Google could be a good way of measuring the "impact" of a particular scientific paper and might even be used to replace traditional citation indices, according to a new statistical analysis by physicists in the US. The researchers have found that the Google PageRank algorithm, which measures the relative importance of Web pages, can provide a systematic way to find important papers. The technique also uncovers scientific "gems" -- top papers overlooked by conventional searches (physics/0604130).
Scientists usually measure the importance of a paper by counting the number of times it is cited by other papers. However, the technique is not always reliable. It can, for example, overlook papers with relatively few citations that have nonetheless had a great influence on physics. One example is Richard Feynman and Murray Gell-Mann’s 1958 publication “Theory of the Fermi Interaction”, which introduced a new theory that subsequently became the “standard model” of weak interactions. This was one of the papers discovered with the new technique.
Sidney Redner and Pu Chen of Boston University and Huafeng Xie and Sergei Maslov at the Brookhaven National Laboratory now propose a new technique to unearth such papers using the Google PageRank algorithm. In their study, the researchers simply applied this algorithm to the entire network of citations for all articles in the Physical Review family of journals published between 1893 to June 2003. The network in the experiment consists of 353,268 “nodes”, which represent all articles published during this time, and 3,110,839 “links” that represent all citations to Phys. Rev. articles from other Phys. Rev. articles.
The algorithm involves launching many random “walkers” on the network of citations. Half the time, each walker jumps from a paper to one of its references (each with equal probability) and the rest of the time the walker jumps to random papers in the entire network. This hopping process is repeated until the populations of random walkers at each node becomes statistically constant. The average number of walkers at a given node in the network is the Google number.
The team found that the results from the PageRank technique are linearly correlated with those obtained from citation indices. In other words, highly cited papers also have high Google rank numbers. However, the team was surprised to find a few “outliers” — exceptional papers that have anomalously high Google rank numbers compared with their citation rank.
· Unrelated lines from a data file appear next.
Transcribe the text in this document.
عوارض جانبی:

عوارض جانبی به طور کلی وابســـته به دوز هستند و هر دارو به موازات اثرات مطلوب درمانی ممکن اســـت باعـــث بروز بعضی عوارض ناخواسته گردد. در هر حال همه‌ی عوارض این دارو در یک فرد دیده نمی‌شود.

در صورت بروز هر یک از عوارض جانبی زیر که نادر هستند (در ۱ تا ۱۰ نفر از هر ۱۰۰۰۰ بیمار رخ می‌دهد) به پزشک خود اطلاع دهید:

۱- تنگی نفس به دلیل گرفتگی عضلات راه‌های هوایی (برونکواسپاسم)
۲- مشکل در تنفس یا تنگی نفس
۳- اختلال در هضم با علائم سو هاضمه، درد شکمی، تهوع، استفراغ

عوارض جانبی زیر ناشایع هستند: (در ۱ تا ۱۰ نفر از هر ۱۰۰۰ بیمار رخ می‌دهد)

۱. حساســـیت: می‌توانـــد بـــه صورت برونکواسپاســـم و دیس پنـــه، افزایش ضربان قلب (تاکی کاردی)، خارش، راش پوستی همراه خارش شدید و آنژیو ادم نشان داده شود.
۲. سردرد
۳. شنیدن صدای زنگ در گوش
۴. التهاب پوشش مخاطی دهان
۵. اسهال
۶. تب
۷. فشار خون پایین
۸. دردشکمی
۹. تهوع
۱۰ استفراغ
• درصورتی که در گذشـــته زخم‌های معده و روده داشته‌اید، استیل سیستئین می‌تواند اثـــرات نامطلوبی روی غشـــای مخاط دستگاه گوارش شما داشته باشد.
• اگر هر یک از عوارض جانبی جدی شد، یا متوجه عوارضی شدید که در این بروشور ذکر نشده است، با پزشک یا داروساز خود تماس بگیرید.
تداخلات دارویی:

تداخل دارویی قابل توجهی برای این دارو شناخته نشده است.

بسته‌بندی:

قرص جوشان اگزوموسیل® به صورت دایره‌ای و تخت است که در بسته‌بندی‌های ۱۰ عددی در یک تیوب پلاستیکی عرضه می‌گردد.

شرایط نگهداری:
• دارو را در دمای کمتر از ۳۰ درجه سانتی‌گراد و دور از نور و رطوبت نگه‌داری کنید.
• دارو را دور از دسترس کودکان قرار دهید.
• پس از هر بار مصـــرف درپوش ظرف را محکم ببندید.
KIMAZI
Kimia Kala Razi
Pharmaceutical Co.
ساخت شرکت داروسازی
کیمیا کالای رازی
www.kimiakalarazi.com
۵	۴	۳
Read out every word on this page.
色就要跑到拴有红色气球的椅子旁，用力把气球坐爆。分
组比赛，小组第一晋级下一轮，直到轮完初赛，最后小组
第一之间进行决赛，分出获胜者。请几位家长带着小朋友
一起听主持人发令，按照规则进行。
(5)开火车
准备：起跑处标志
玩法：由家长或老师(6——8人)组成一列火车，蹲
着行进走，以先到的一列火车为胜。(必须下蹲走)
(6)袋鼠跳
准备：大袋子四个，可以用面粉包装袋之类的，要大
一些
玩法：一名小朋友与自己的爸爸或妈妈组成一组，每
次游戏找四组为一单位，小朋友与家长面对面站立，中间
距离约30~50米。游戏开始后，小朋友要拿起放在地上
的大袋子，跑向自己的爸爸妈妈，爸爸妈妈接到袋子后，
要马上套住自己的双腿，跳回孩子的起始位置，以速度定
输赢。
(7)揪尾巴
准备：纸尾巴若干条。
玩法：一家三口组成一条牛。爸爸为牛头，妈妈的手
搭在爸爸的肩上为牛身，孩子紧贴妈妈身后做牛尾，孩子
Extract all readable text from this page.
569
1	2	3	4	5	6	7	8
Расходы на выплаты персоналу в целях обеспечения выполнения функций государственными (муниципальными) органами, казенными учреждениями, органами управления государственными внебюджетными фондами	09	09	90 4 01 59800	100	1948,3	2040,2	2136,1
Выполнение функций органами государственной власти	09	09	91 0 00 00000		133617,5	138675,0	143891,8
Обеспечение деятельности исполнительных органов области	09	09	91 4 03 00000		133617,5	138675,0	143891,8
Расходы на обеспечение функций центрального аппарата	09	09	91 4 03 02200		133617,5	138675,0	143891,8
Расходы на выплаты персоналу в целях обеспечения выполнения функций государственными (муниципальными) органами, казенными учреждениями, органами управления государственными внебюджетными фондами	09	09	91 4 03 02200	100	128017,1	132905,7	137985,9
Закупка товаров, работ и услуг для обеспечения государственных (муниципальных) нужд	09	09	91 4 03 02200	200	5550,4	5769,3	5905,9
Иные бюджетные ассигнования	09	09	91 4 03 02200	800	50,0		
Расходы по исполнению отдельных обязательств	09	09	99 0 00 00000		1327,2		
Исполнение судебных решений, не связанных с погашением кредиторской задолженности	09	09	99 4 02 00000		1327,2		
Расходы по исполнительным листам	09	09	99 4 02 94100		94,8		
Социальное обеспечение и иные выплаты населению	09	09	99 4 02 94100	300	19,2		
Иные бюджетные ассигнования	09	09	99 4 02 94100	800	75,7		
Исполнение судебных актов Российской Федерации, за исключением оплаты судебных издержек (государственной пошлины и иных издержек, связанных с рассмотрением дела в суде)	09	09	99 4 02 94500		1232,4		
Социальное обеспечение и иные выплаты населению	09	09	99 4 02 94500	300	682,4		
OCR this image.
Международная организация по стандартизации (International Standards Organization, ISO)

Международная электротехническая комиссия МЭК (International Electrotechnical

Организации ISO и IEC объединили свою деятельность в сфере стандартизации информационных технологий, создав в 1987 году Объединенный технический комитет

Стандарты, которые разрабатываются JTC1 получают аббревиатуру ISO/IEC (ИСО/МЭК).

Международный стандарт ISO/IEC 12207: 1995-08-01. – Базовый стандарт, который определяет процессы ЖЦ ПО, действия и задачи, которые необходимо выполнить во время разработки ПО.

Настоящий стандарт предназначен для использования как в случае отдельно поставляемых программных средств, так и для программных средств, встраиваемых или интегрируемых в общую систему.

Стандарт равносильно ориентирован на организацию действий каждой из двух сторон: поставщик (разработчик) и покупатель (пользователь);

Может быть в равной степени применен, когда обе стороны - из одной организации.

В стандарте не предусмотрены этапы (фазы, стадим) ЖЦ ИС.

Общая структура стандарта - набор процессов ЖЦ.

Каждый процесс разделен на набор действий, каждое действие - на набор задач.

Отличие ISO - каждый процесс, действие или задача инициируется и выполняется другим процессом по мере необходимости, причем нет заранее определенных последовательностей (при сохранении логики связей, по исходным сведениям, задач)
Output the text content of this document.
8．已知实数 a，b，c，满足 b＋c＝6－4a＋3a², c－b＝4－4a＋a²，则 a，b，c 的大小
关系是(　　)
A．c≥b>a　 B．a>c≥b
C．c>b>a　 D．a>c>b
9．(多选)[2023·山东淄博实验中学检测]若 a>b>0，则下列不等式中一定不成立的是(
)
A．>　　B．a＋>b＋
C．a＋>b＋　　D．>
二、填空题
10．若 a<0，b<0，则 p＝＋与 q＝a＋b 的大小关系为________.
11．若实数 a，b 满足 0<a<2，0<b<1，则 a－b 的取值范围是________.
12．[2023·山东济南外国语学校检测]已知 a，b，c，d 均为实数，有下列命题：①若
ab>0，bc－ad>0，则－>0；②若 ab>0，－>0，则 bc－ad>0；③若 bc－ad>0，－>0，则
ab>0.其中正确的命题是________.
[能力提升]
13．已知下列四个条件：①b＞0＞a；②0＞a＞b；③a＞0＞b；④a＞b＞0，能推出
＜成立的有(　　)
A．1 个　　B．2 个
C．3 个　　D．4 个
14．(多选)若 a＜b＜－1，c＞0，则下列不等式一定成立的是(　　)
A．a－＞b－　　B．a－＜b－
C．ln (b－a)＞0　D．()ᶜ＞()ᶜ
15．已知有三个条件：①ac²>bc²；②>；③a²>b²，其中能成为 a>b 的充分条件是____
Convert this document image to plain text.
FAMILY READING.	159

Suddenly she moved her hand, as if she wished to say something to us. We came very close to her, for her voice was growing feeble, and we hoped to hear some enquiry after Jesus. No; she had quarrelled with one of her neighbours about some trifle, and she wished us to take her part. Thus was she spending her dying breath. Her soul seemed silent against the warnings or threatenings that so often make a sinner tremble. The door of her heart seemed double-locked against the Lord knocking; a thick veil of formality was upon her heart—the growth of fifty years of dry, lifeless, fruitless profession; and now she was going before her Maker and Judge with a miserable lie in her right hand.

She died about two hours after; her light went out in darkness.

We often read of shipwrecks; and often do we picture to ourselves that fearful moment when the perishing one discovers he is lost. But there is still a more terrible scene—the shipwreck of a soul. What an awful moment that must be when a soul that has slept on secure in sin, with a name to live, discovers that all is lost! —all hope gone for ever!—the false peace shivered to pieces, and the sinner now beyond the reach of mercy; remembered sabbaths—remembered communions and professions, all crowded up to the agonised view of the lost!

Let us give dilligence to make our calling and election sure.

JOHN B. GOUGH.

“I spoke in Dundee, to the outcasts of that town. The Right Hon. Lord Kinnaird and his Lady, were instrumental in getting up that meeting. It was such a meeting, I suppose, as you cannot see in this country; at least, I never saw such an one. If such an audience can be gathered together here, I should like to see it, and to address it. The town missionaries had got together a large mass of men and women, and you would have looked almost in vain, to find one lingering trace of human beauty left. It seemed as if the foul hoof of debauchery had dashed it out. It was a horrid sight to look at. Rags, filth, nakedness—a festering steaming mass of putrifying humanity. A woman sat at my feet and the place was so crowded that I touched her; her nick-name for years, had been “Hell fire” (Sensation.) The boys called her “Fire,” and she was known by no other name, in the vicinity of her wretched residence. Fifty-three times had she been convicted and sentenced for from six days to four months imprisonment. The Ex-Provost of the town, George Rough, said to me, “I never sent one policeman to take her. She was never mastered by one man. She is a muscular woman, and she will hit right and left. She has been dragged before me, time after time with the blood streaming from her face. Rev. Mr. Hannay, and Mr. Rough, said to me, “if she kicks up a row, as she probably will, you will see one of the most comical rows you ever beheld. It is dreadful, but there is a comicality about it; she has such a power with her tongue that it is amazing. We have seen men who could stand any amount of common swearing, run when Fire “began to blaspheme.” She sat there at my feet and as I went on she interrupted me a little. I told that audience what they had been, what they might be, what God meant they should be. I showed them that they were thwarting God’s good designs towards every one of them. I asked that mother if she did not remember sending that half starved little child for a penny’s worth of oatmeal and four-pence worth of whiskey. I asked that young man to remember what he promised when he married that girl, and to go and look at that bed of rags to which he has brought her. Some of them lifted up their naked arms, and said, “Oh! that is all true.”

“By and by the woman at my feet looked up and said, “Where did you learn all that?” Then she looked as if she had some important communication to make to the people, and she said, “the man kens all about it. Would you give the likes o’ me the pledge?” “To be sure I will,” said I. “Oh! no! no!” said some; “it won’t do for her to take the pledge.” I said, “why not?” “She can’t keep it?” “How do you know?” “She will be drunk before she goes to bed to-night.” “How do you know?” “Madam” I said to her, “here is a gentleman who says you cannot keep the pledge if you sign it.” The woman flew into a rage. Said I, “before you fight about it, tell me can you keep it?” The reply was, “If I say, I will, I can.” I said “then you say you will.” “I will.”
Examples of such “classic” papers are:
*1933 Phys. Rev. paper by Wigner and Seitz, “On the Constitution of Metallic Sodium” – the Wigner-Seitz construction appears in most solid-state textbooks;
*1957 Phys. Rev. publication by Gell-Mann and Brueckner, “Correlation Energy of an Electron Gas at High Density”, which is important for many-body theory;
*1963 Phys. Rev. Lett. paper by Glauber, “Photon Correlations”, recognized in last year’s Nobel Prize for physics.
“I imagine using Google PageRank to help organize scientific literature searches,” says Redner. “The technique might also emerge as a more useful measure of scientific impact than merely the number of citations alone,” he adds. The method will also help unearth recent important papers — not just older gems.
However, Maslov warns that the technique should not become the only way to do literature searches and that scientists should continue to randomly browse papers the “old-fashioned” way. As he points out, a mediocre paper that temporarily appears near the top of a Google ranking list could attract a disproportionately large number of citations. “The high status of this paper would then become a self-fulfilling prophecy,” he says. “Another danger is that a preferential placement could be either bought (think of ‘sponsored links’ on Google) or spontaneously generated because of inherent fluctuations in the algorithm itself.”